Untuk sambal pencit, berhubung saya bukan penyuka pedas, maka saya tidak banyak menjamahnya. Namun apabila kamu menyukai sambal mangga muda yang dipadukan dengan irisan cabai merah nan pedas, maka kamu mungkin bisa cocok dengan sambalnya.

Kalau kamu bertanya kepada saya tentang penilaian, saya mungkin akan menempatkan Bebek Sinjay ini setara dengan Bebek Goreng H. Slamet yang kejam (karena menggoreng H. Slamet) dan Bebek Kaleyo. Walau mungkin tidak apple to apple, tapi saya lebih menyukai Bebek Peking di Duck King.

14.18 

Sepuluh menit setelahnya, piring saya telah tandas. Antre satu jam, dihabiskan hanya dalam waktu sepuluh menit. Sedikit kesal rasanya, ketika mau menambah makanan lagi tapi langsung malas melihat antrean yang berlangsung terus-menerus. Kalau mau tambah, berarti saya harus mengulang lagi prosedurnya sejak awal. Huvt.

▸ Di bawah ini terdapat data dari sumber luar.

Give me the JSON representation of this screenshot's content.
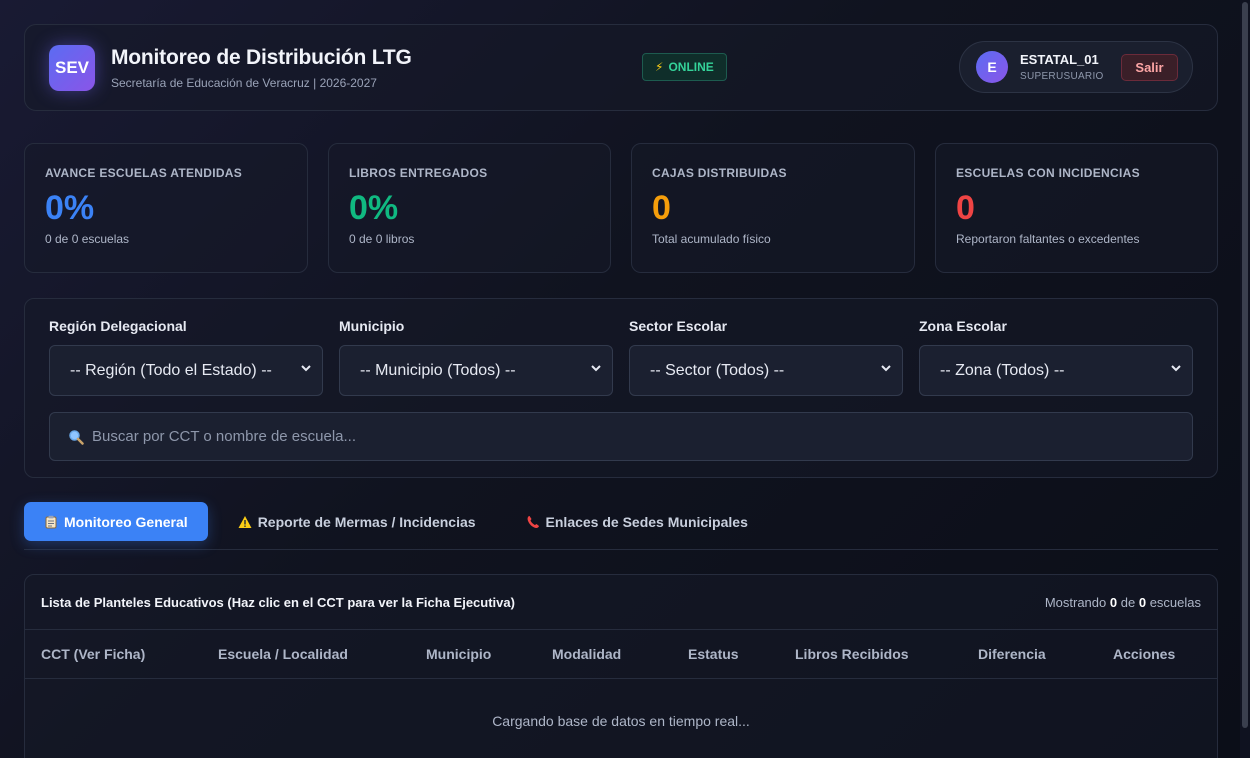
{
  "header": {
    "logo_text": "SEV",
    "title": "Monitoreo de Distribución LTG",
    "subtitle": "Secretaría de Educación de Veracruz | 2026-2027",
    "status": "ONLINE",
    "user": {
      "initial": "E",
      "name": "ESTATAL_01",
      "role": "SUPERUSUARIO",
      "logout_label": "Salir"
    }
  },
  "stats": [
    {
      "label": "AVANCE ESCUELAS ATENDIDAS",
      "value": "0%",
      "desc": "0 de 0 escuelas",
      "color": "#3b82f6"
    },
    {
      "label": "LIBROS ENTREGADOS",
      "value": "0%",
      "desc": "0 de 0 libros",
      "color": "#10b981"
    },
    {
      "label": "CAJAS DISTRIBUIDAS",
      "value": "0",
      "desc": "Total acumulado físico",
      "color": "#f59e0b"
    },
    {
      "label": "ESCUELAS CON INCIDENCIAS",
      "value": "0",
      "desc": "Reportaron faltantes o excedentes",
      "color": "#ef4444"
    }
  ],
  "filters": {
    "region": {
      "label": "Región Delegacional",
      "value": "-- Región (Todo el Estado) --"
    },
    "municipio": {
      "label": "Municipio",
      "value": "-- Municipio (Todos) --"
    },
    "sector": {
      "label": "Sector Escolar",
      "value": "-- Sector (Todos) --"
    },
    "zona": {
      "label": "Zona Escolar",
      "value": "-- Zona (Todos) --"
    },
    "search_placeholder": "Buscar por CCT o nombre de escuela..."
  },
  "tabs": [
    {
      "label": "Monitoreo General",
      "icon": "clipboard-icon"
    },
    {
      "label": "Reporte de Mermas / Incidencias",
      "icon": "warning-icon"
    },
    {
      "label": "Enlaces de Sedes Municipales",
      "icon": "phone-icon"
    }
  ],
  "table": {
    "title": "Lista de Planteles Educativos (Haz clic en el CCT para ver la Ficha Ejecutiva)",
    "count_prefix": "Mostrando",
    "shown": "0",
    "count_mid": "de",
    "total": "0",
    "count_suffix": "escuelas",
    "columns": [
      "CCT (Ver Ficha)",
      "Escuela / Localidad",
      "Municipio",
      "Modalidad",
      "Estatus",
      "Libros Recibidos",
      "Diferencia",
      "Acciones"
    ],
    "loading_text": "Cargando base de datos en tiempo real..."
  }
}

Pada awalnya, Bebek Sinjay mungkin hanya sebuah warung makan pinggir jalan milik Zainal Arifin, namun perlahan, nama Bebek Sinjay mulai menanjak seiring omongan orang dan warung makan pun kini berubah menjadi sebuah rumah makan berkapasitas ratusan orang. Apalagi ditambah dengan adanya Jembatan Suramadu yang mempermudah transportasi antara Surabaya dengan Madura.

Bebek Sinjay

Sekadar informasi, saat ini Bebek Sinjay melayani sekitar 1.000 pembeli sehari dengan jam buka mulai pukul 07.00 hingga 17.00. Apabila dihitung omzet, misalkan dihitung per porsi senilai Rp20.000,- maka per harinya Bebek Sinjay akan mendapatkan omzet Rp20.000.000,- dengan asumsi tiap pembeli membeli satu porsi.

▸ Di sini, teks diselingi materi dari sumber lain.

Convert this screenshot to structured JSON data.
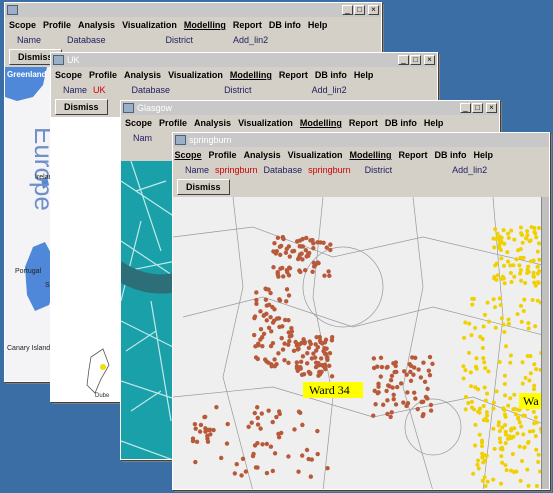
{
  "menu": [
    "Scope",
    "Profile",
    "Analysis",
    "Visualization",
    "Modelling",
    "Report",
    "DB info",
    "Help"
  ],
  "dismiss_label": "Dismiss",
  "field_labels": {
    "name": "Name",
    "database": "Database",
    "district": "District",
    "add": "Add_lin2"
  },
  "windows": {
    "europe": {
      "title": "",
      "map_title": "Europe",
      "labels": {
        "greenland": "Greenland",
        "ireland": "Irelan",
        "portugal": "Portugal",
        "spain": "Sp",
        "canary": "Canary Island"
      }
    },
    "uk": {
      "title": "UK",
      "name_value": "UK",
      "place": "Dube"
    },
    "glasgow": {
      "title": "Glasgow",
      "name_label": "Nam"
    },
    "springburn": {
      "title": "springburn",
      "name_value": "springburn",
      "db_value": "springburn",
      "add_label": "Add_lin2",
      "ward_label": "Ward 34",
      "ward_partial": "Wa"
    }
  },
  "colors": {
    "desktop": "#3a6ea5",
    "window": "#d4d0c8",
    "ward_red": "#b85a3a",
    "ward_yellow": "#f0d000",
    "sea": "#1aa0a8"
  }
}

Dua puluh juta sehari, berarti sebulan bisa mendapatkan enam ratus juta dan setahun akan mendapatkan angka tujuh koma dua milyar!

14.40

Masih menumpang mobil Joseph, saya kembali ke Surabaya dengan sebuah jawaban atas rasa penasaran akan Jembatan Suramadu dan Bebek Sinjay. Apabila saya pikir, ternyata mereka saling berhubungan, Jembatan Suramadu akan meningkatkan pendapatan Bebek Sinjay, sementara Bebek Sinjay akan menarik orang-orang untuk datang ke Madura melalui Jembatan Suramadu dan meningkatkan retribusi daerah melalui tol.

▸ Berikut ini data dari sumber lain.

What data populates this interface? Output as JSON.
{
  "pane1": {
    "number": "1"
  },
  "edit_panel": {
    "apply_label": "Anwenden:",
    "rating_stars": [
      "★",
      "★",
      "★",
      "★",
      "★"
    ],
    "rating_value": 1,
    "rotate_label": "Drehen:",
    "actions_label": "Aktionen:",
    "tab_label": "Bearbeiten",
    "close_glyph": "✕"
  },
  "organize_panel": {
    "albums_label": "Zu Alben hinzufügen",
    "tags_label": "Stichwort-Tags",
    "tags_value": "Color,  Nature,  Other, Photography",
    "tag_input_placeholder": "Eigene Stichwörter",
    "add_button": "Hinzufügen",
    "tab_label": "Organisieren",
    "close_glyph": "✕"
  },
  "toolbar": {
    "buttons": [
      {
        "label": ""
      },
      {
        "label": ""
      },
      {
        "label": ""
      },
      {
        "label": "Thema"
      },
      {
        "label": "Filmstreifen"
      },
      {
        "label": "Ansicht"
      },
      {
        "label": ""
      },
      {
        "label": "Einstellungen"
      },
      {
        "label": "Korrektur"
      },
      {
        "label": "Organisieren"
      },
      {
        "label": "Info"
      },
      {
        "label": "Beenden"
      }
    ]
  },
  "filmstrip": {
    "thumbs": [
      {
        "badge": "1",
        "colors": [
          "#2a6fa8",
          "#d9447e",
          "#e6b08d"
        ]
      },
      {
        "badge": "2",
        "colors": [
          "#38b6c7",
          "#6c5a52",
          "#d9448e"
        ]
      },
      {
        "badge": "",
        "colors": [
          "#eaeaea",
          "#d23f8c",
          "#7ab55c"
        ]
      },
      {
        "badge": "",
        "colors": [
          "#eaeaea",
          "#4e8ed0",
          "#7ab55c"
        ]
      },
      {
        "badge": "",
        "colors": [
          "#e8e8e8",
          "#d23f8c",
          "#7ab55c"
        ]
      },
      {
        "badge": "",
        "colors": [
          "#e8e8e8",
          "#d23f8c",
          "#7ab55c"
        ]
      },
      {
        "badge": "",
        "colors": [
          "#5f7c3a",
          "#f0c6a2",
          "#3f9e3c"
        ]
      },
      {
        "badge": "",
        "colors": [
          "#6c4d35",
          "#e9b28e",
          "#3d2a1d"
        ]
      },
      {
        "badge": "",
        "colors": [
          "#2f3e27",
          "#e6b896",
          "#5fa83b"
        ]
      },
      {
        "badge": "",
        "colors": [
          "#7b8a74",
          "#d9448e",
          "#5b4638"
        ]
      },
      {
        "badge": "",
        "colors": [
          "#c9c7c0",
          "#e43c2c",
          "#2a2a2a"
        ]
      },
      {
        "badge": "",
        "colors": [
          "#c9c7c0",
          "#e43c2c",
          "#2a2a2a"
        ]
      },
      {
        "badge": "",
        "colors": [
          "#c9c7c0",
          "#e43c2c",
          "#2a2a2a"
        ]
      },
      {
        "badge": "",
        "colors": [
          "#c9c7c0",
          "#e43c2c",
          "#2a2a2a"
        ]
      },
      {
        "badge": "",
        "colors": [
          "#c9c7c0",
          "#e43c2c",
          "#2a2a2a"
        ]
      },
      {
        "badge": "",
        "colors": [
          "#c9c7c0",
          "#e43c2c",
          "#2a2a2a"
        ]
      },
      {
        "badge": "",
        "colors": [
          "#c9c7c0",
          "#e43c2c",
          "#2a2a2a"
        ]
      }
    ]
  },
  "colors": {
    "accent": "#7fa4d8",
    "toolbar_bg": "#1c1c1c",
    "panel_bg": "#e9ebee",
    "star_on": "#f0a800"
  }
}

Ah, untung saja saya malas berpikir!

Baliho Caleg Madura

Malam itu, saya dijadwalkan terbang meninggalkan Jawa Timur, menuju Jakarta untuk kembali mencari nafkah. Untuk tiket pesawatnya, saya kebetulan mendapatkan harga yang cukup murah melalui pembelian dari sebuah situs penjualan tiket seperti Wego.

Sampai jumpa lagi, Madura! Sampai jumpa lagi Jembatan Suramadu, Bebek Sinjay, dan baliho-baliho caleg.